Posted on Thursday August 14, 2014
Celebrating 25 Years of Change
Friendly Wheels, Issue 78
With The ADA Legacy Project
With more than 45 years in the mobility business, Amigo has witnessed first-hand the positive effects of the Americans with Disabilities Act (ADA).
The ADA will celebrate its 25th anniversary next July, and the ADA Legacy Project is working to bring attention to this exciting occasion. The group’s mission is to honor the contributions of people with disabilities and their allies who made the ADA possible by launching a new event called ADA25.
By preserving the history of the disability rights movement, celebrating its milestones and educating the public and future generations of advocates, the ADA Legacy Project will help shape a world where all people are given equal opportunities.
For the next year, the project will aim to collect historical materials related to the disability rights movement and plan activities to celebrate the ADA25 anniversary.
Amigo owners and other people with walking challenges were able to work, go on vacation, or simply go to the grocery store once facilities became more accessible. Before the ADA was in place, many people with disabilities did not have access to these basic rights — public accommodations like elevators, accessible bathrooms and curb cuts were not the norm.
Amigo Chairman and Founder, Al Thieme, recalls many Amigo owners who were involved in the disability rights movement. Power-operated vehicles (POVs) like the Amigo provided people the independence they desired, and this inspired them to seek the same level of independence outside their home.

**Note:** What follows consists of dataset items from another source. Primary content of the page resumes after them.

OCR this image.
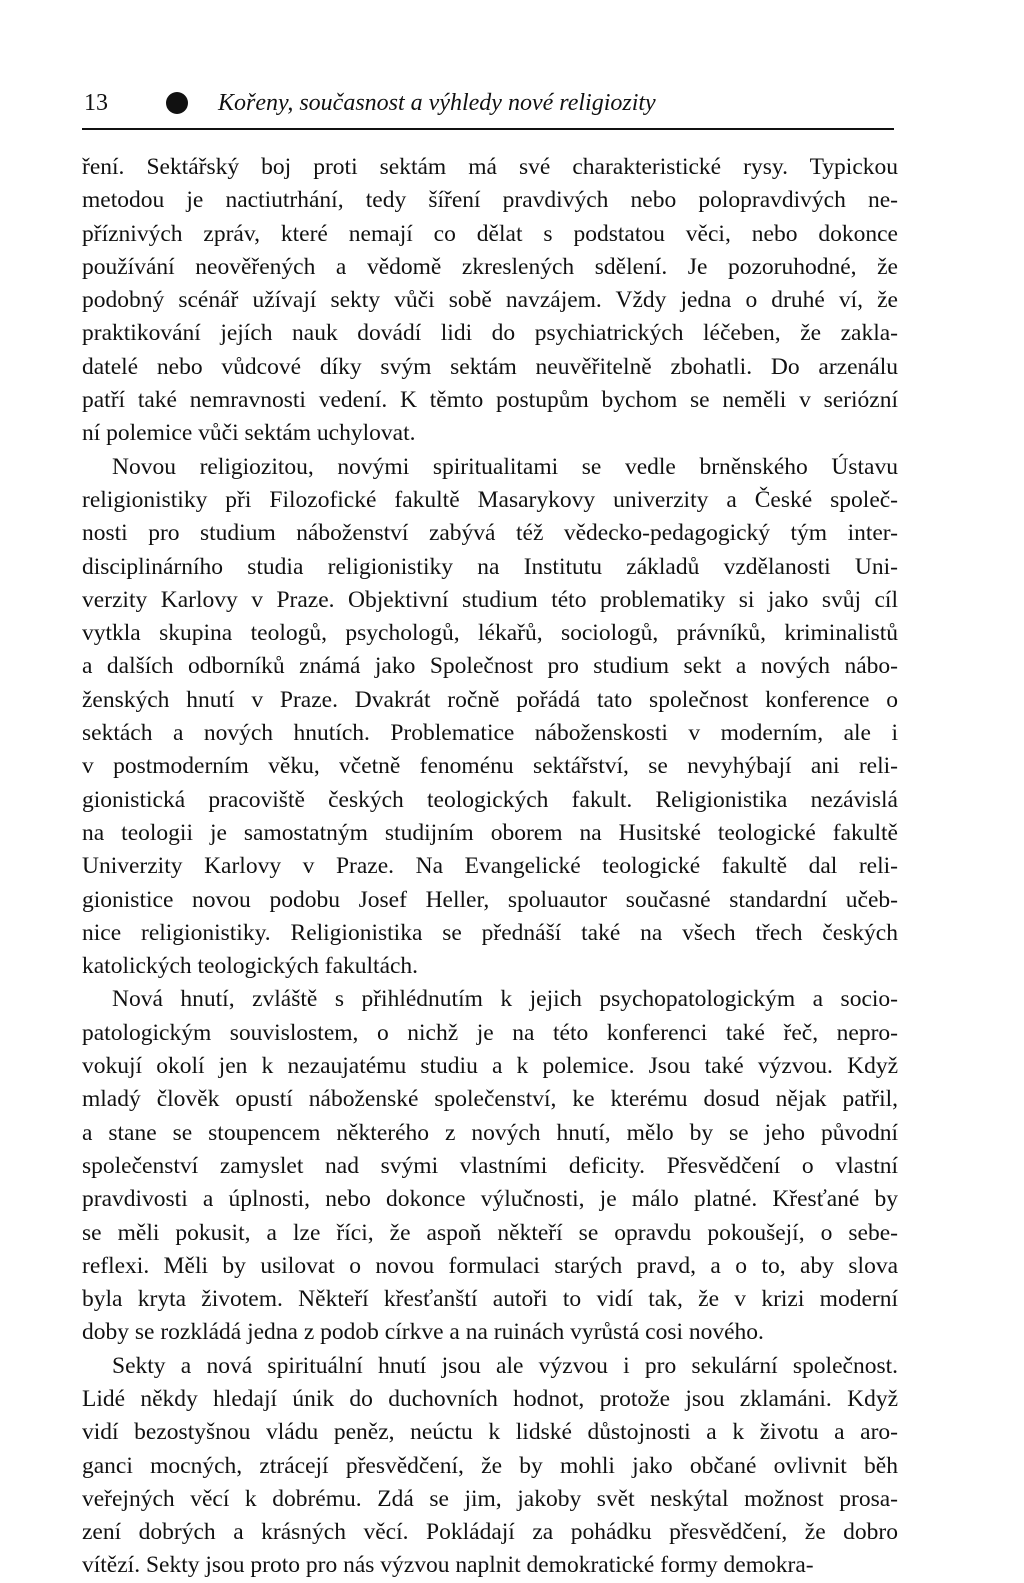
13	Kořeny, současnost a výhledy nové religiozity
ření. Sektářský boj proti sektám má své charakteristické rysy. Typickou
metodou je nactiutrhání, tedy šíření pravdivých nebo polopravdivých ne-
příznivých zpráv, které nemají co dělat s podstatou věci, nebo dokonce
používání neověřených a vědomě zkreslených sdělení. Je pozoruhodné, že
podobný scénář užívají sekty vůči sobě navzájem. Vždy jedna o druhé ví, že
praktikování jejích nauk dovádí lidi do psychiatrických léčeben, že zakla-
datelé nebo vůdcové díky svým sektám neuvěřitelně zbohatli. Do arzenálu
patří také nemravnosti vedení. K těmto postupům bychom se neměli v seriózní
ní polemice vůči sektám uchylovat.
Novou religiozitou, novými spiritualitami se vedle brněnského Ústavu
religionistiky při Filozofické fakultě Masarykovy univerzity a České společ-
nosti pro studium náboženství zabývá též vědecko-pedagogický tým inter-
disciplinárního studia religionistiky na Institutu základů vzdělanosti Uni-
verzity Karlovy v Praze. Objektivní studium této problematiky si jako svůj cíl
vytkla skupina teologů, psychologů, lékařů, sociologů, právníků, kriminalistů
a dalších odborníků známá jako Společnost pro studium sekt a nových nábo-
ženských hnutí v Praze. Dvakrát ročně pořádá tato společnost konference o
sektách a nových hnutích. Problematice náboženskosti v moderním, ale i
v postmoderním věku, včetně fenoménu sektářství, se nevyhýbají ani reli-
gionistická pracoviště českých teologických fakult. Religionistika nezávislá
na teologii je samostatným studijním oborem na Husitské teologické fakultě
Univerzity Karlovy v Praze. Na Evangelické teologické fakultě dal reli-
gionistice novou podobu Josef Heller, spoluautor současné standardní učeb-
nice religionistiky. Religionistika se přednáší také na všech třech českých
katolických teologických fakultách.
Nová hnutí, zvláště s přihlédnutím k jejich psychopatologickým a socio-
patologickým souvislostem, o nichž je na této konferenci také řeč, nepro-
vokují okolí jen k nezaujatému studiu a k polemice. Jsou také výzvou. Když
mladý člověk opustí náboženské společenství, ke kterému dosud nějak patřil,
a stane se stoupencem některého z nových hnutí, mělo by se jeho původní
společenství zamyslet nad svými vlastními deficity. Přesvědčení o vlastní
pravdivosti a úplnosti, nebo dokonce výlučnosti, je málo platné. Křesťané by
se měli pokusit, a lze říci, že aspoň někteří se opravdu pokoušejí, o sebe-
reflexi. Měli by usilovat o novou formulaci starých pravd, a o to, aby slova
byla kryta životem. Někteří křesťanští autoři to vidí tak, že v krizi moderní
doby se rozkládá jedna z podob církve a na ruinách vyrůstá cosi nového.
Sekty a nová spirituální hnutí jsou ale výzvou i pro sekulární společnost.
Lidé někdy hledají únik do duchovních hodnot, protože jsou zklamáni. Když
vidí bezostyšnou vládu peněz, neúctu k lidské důstojnosti a k životu a aro-
ganci mocných, ztrácejí přesvědčení, že by mohli jako občané ovlivnit běh
veřejných věcí k dobrému. Zdá se jim, jakoby svět neskýtal možnost prosa-
zení dobrých a krásných věcí. Pokládají za pohádku přesvědčení, že dobro
vítězí. Sekty jsou proto pro nás výzvou naplnit demokratické formy demokra-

“When I started Amigo Mobility in 1968, people with disabilities didn’t have a voice,” Al Thieme said. “Thanks to Amigo owners and thousands of other advocates across the country, many improvements have been made.”
While tremendous progress has taken place since the ADA was signed into law in 1990, there is still a long future of accessible changes ahead.
“The opportunity for improvement always exists,” Al Thieme said. “Accessible public transportation, equal opportunity for employment, these areas and many others have received a positive impact because of the ADA. My hope for the future is for all schools, businesses and governments to accept these and future changes with open arms.”